Monday, August 8, 2011

Precious Metals August 2011 Top

Friday August 5, 2011. Thursday’s price action in the price of gold and silver was a short term top. Investors who are planning to buy gold should postpone their purchases for a few months. Speculators should sell now and realize their gains. More aggressive speculators can bet on the decline.
Technicians refer to yesterday’s chart pattern as a Key Reversal Day or an outside reversal day. The price went up in the morning to a new high, then reversed and closed below the low of the previous day. And all this was done on a day of huge volume of trading. Check the charts of the ETFs for Gold and Silver. (Symbols GLD and SLV) See what a Key Reversal Day looks like. It was Thursday August 4, 2011.
This particular reversal was underlined by another statistic: the percentage of investors who are bullish on gold. This is a contrary indicator. When investors are excessively bullish, it’s time to sell. When they are excessively bearish, we should buy. The US financial research firm, Ned Davies, reports that recently there were more gold bulls than any time in the previous five years. Excessive optimism accompanied yesterday’s Key Reversal Day. Rarely is a sell signal so clear to a technical trader.
In my investment book, Beyond the Bull, I suggest that individual investors should improve their own investment techniques by studying the techniques of others. The opening dialogue to this article about trading gold based on Thursday’s price action is a good example. Many investors dismiss technical trading. They try to use economic data and financial events as a way to help them make investment decisions. If they feel, as now, that the US economy might be weak for a while, they may decrease their holdings of stocks and increase their holdings of bonds. For these investors the idea of selling because of price action seems crazy: we should sell because of economic action. And, human nature being what it is, they will often argue why their approach is good and someone else’s approach is not. Instead of pondering the performance of their portfolio and searching for investment techniques that improve performance, they use their intellects to defend their ego: my way is better than your way.”-Buying and holding for the long term is better that trading.” “-A diversified portfolio is better than a focused portfolio.” “-It’s always better to have all your cash working for you.” These statements all come from one’s ego, not from one’s desire to make money in the investment world. Rather than thinking from an ego position, I recommend using scientific methodology to develop your investment judgement. Scientists ponder a theory, and then test it by conducting experiments and making observations. In the investment world, we could ponder the theory that “Key Reversal Days” herald declines. Then we would take note of last Thursday’s action; then sit back and observe what happens over the next few months. We would test the idea.
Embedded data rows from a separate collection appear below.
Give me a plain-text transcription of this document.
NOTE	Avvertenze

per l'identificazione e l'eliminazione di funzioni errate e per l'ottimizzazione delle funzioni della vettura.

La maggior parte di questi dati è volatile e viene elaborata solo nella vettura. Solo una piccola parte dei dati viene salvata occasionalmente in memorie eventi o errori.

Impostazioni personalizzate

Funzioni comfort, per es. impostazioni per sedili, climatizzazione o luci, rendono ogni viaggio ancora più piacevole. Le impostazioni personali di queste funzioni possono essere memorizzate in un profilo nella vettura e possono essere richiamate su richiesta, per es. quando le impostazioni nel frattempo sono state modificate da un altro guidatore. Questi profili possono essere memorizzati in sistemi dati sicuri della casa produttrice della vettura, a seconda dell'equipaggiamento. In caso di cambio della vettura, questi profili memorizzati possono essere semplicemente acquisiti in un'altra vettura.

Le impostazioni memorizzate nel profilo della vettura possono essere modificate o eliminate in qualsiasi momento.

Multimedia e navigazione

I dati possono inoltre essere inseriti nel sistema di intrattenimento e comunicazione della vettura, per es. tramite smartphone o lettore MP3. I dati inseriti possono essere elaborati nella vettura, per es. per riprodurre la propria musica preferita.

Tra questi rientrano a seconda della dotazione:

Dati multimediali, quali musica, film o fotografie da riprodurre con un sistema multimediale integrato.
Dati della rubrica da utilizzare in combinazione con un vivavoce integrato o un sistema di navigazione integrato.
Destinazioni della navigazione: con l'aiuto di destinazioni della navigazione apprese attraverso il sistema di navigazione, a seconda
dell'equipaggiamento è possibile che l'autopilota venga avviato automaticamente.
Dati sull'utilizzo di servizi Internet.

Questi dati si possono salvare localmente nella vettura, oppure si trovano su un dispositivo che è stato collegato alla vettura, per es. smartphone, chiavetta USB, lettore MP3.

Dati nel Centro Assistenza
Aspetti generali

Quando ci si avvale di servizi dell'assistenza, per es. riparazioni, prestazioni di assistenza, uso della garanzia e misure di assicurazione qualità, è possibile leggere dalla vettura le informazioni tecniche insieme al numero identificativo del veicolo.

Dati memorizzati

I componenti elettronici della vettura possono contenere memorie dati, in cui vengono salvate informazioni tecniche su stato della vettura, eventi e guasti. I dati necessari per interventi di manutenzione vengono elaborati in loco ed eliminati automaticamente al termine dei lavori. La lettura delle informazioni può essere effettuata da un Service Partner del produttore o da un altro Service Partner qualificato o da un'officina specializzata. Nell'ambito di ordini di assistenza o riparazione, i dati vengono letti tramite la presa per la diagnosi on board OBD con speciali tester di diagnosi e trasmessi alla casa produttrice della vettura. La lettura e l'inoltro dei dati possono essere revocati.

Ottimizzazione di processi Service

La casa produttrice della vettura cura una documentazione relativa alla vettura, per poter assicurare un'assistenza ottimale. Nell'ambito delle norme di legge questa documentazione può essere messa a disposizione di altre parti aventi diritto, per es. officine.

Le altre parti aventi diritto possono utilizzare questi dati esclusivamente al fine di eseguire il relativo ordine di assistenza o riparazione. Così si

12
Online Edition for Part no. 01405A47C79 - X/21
If we were more ambitious, we could examine many stock charts, looking for Key Reversal Days in the past, and see if, in fact, the price did go down after such an event. We would look for proof in the real world, rather than defending our own theory.
One of the reasons why most investors resort to ego gratification rather than scientific observation is because of the competitive nature of the investment world. In a competitive world, we compare ourselves to everyone else. This is especially true for investment professionals. They all want you to believe their truth, not the truth of the other professional who is competing for your business. They are proud of their reputations. They enjoy being right. So intense is this competition that it draws ego driven clients to the investment world. When I attended Merrill Lynch’s training program in 1976, they talked openly about the kind of personalities that made the best stock brokers; competitive, intelligent, aggressive, ego driven personalities. The investment world is a world of big egos.
In order to add other investors ideas to your own repertoire of investment techniques, you have to be open, objective and respectful – the exact opposite of egotistical. One of the most successful investors of the modern era was Sir John Templeton. His book was entitled: The Humble Approach. If you have occasion to see videos of today’s investment icon, Warren Buffet, you will see a portrait of a humble man. Re-read the first three paragraphs of this article: they seem to have been written from an ego position, don’t they? Cocky, confident, full of advice. Don’t be seduced by that egotistical manner. Observe the author’s theory objectively and humbly. Make a few notes and observe the price of gold, silver and precious metals mining companies over the next few weeks and months. See if the notion of a “sell signal” can be useful in your investment world.
Monday August 8, 2011. Gold opened at a new all time high price, negating Thursday’s egotistical sell signal that was “so clear.” Gold went higher in the short term, not lower. The sell signal didn’t work. Will the technical trader who gave his advice in such a cocky confident manner become more humble? More importantly, will you become more humble? My book, Beyond The Bull, challenges investors to learn from other investors’ victories and defeats. What can we learn about using sell signals in our own investing? The arrogant and the cocky like to show you those times when their signals worked in order to persuade you to do business with them. What can you learn from a person who shows you the time the technique didn’t work in order to persuade you to do business with him?